Ms. Nowicki also says the common local belief that children with congenital disorders are spiritually damaged or enchanted leads to stigma.
Some children with neurological disorders – mostly in rural areas of Nigeria – are called witches. In some cases, they are abandoned in houses of prayer or expelled from their families.
Ms. Nowicki is not alone in her mission to dispel myths and improve care.
The Oscar Project – a charity aiming to improve the diagnosis and treatment of neonatal jaundice – recently began work in Lagos.
The project is named after Vietnamese-born British disability advocate Oscar Anderson, whose untreated jaundice left him with cerebral palsy.
“We are equipping health facilities at primary, secondary and tertiary levels with the necessary equipment to treat jaundice, especially light boxes, but also detection and screening equipment,” Toyin Saraki, who oversaw the launch, told the BBC.
Project Oscar, supported by Reckitt Consumer Health, is training 300 health workers in Lagos. The hope within the first year is to reach 10,000 mothers, screen 9,000 babies and introduce new protocols to try to prevent babies with jaundice from developing cerebral palsy.
In a country with an overstretched public health system, the government has little to say about the turmoil, although it has praised the goals of Project Oscar.
Doctors say that treating neonatal jaundice is much cheaper than the cost of lifelong care.
Project Oscar was first launched in Vietnam in 2019 and has helped around 150,000 children in the Asian country.
Mr Anderson, 22, says he wants to prevent other children from experiencing what he went through.
“People with disabilities should not be underestimated,” he told the BBC.

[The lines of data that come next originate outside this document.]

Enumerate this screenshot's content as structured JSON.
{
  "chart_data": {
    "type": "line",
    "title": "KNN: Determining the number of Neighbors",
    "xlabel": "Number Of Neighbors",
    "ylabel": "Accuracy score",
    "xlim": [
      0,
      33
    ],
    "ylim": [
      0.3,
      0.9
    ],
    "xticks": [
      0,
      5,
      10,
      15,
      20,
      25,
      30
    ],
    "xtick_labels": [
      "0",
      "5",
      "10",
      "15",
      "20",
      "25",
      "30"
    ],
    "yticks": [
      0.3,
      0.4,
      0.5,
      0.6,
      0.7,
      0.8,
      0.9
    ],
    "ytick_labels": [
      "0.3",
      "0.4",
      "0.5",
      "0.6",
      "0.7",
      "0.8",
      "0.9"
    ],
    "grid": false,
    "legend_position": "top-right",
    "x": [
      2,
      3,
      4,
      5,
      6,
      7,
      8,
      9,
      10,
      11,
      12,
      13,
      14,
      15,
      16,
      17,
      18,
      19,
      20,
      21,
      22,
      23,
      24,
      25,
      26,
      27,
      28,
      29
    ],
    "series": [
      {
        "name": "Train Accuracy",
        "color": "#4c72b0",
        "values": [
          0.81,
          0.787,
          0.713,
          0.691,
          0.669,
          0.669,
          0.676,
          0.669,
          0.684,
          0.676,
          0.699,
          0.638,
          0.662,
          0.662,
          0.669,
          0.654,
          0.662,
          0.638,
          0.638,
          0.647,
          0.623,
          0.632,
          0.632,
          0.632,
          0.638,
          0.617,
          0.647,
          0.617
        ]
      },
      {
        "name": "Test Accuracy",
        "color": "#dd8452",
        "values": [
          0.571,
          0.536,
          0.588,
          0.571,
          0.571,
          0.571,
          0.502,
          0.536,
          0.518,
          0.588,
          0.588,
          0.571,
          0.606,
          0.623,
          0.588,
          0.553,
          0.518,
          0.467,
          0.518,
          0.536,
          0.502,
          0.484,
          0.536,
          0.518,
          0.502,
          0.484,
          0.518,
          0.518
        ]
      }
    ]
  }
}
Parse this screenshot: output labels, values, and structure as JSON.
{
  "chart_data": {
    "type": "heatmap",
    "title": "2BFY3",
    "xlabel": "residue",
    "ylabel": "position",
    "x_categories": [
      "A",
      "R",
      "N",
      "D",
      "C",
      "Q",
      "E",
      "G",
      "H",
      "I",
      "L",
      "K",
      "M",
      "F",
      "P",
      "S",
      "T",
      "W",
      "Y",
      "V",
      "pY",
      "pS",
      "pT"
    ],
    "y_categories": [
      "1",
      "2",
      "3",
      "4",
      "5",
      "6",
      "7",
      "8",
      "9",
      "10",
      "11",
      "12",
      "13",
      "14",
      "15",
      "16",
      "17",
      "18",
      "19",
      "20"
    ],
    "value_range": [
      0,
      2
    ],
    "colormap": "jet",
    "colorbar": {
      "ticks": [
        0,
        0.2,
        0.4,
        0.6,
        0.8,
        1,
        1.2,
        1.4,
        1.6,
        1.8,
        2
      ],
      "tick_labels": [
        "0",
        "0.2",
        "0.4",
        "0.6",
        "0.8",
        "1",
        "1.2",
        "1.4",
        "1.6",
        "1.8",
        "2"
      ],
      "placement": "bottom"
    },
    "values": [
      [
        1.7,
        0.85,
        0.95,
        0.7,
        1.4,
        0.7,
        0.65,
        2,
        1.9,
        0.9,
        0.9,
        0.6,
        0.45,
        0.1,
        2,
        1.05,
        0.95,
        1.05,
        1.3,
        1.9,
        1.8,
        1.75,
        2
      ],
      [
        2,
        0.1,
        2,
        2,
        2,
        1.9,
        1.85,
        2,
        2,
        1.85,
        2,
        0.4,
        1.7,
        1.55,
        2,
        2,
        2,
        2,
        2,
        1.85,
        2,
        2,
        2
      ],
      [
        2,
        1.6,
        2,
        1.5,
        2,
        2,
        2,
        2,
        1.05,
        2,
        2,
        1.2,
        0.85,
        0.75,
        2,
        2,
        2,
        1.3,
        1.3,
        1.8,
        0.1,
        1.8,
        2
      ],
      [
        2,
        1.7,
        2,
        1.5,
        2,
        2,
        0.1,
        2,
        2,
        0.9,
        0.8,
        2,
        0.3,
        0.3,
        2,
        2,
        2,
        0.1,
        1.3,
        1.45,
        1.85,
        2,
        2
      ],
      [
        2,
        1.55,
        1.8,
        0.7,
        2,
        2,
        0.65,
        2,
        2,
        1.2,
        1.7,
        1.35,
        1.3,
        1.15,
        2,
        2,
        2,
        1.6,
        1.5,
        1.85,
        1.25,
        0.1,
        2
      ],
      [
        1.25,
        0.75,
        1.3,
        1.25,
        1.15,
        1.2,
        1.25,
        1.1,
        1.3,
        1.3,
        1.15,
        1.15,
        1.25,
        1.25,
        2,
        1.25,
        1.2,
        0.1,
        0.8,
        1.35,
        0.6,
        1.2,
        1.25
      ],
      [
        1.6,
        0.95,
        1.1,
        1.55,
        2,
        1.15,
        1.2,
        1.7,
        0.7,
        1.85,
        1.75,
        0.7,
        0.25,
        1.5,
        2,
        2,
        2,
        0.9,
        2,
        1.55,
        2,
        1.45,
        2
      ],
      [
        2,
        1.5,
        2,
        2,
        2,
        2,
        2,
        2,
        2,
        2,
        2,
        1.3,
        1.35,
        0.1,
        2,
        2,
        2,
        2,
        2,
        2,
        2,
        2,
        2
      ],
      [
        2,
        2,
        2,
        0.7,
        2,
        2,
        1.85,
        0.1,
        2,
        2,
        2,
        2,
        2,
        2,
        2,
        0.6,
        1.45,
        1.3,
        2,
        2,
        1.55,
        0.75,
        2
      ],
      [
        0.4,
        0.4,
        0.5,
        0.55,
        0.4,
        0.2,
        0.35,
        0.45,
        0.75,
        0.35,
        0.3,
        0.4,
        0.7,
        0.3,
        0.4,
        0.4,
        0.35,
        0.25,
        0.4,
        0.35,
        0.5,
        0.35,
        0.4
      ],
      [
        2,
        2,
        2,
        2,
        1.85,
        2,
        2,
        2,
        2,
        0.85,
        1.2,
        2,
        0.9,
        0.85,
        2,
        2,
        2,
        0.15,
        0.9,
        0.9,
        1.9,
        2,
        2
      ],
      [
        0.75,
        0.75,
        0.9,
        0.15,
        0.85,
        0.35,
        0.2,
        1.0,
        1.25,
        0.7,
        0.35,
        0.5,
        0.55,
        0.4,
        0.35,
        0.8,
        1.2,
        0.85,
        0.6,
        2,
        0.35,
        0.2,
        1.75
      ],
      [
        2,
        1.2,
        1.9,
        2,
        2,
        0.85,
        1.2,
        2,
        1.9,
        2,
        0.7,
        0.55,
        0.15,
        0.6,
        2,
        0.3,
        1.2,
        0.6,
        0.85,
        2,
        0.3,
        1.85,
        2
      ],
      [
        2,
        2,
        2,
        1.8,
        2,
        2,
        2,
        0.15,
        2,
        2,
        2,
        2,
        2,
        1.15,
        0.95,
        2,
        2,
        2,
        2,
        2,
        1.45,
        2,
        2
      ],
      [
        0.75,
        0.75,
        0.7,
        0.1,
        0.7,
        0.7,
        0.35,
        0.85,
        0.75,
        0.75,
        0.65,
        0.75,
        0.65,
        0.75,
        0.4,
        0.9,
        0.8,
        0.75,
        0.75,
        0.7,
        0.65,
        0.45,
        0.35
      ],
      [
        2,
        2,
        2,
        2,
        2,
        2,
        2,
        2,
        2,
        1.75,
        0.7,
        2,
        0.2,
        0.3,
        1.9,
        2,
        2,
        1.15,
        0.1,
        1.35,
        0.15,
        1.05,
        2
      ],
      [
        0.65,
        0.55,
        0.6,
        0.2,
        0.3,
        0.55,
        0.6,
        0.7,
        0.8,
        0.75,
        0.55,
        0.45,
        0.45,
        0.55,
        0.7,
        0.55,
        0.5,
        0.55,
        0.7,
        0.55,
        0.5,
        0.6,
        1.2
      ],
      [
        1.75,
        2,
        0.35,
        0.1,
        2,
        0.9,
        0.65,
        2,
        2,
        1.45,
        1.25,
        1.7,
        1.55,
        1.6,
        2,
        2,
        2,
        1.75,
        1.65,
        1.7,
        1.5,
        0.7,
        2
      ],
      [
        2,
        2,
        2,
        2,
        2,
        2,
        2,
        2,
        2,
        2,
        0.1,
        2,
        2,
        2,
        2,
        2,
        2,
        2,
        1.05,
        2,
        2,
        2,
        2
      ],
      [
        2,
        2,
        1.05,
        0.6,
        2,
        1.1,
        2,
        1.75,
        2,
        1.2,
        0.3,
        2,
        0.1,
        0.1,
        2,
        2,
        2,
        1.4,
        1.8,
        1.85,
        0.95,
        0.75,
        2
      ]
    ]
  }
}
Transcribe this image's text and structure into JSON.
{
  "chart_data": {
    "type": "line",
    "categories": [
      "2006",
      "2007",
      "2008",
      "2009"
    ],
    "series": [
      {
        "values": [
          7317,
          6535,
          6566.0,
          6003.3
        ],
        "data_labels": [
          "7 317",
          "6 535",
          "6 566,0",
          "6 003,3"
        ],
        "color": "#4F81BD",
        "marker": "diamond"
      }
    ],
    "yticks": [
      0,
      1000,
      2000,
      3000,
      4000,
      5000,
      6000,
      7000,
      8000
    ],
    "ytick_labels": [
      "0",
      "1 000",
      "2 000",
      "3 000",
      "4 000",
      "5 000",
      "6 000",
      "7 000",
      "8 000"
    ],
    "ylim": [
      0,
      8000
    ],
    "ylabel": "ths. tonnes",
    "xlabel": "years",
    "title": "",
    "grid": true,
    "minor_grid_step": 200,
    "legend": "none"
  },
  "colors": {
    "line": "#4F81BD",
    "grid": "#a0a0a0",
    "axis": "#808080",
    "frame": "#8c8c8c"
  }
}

It works to ensure that every newborn is screened for neonatal jaundice and, with the support and courage of mothers, midwives and medical professionals, ensures there is better understanding and faster treatment.
However, achieving this is an extremely ambitious goal in Africa's most populous country, where thousands of babies are born every year with neonatal jaundice.
Regardless, Mr. Anderson is determined to defy the odds.
“The work doesn’t stop until every baby is protected from neonatal jaundice,” he says.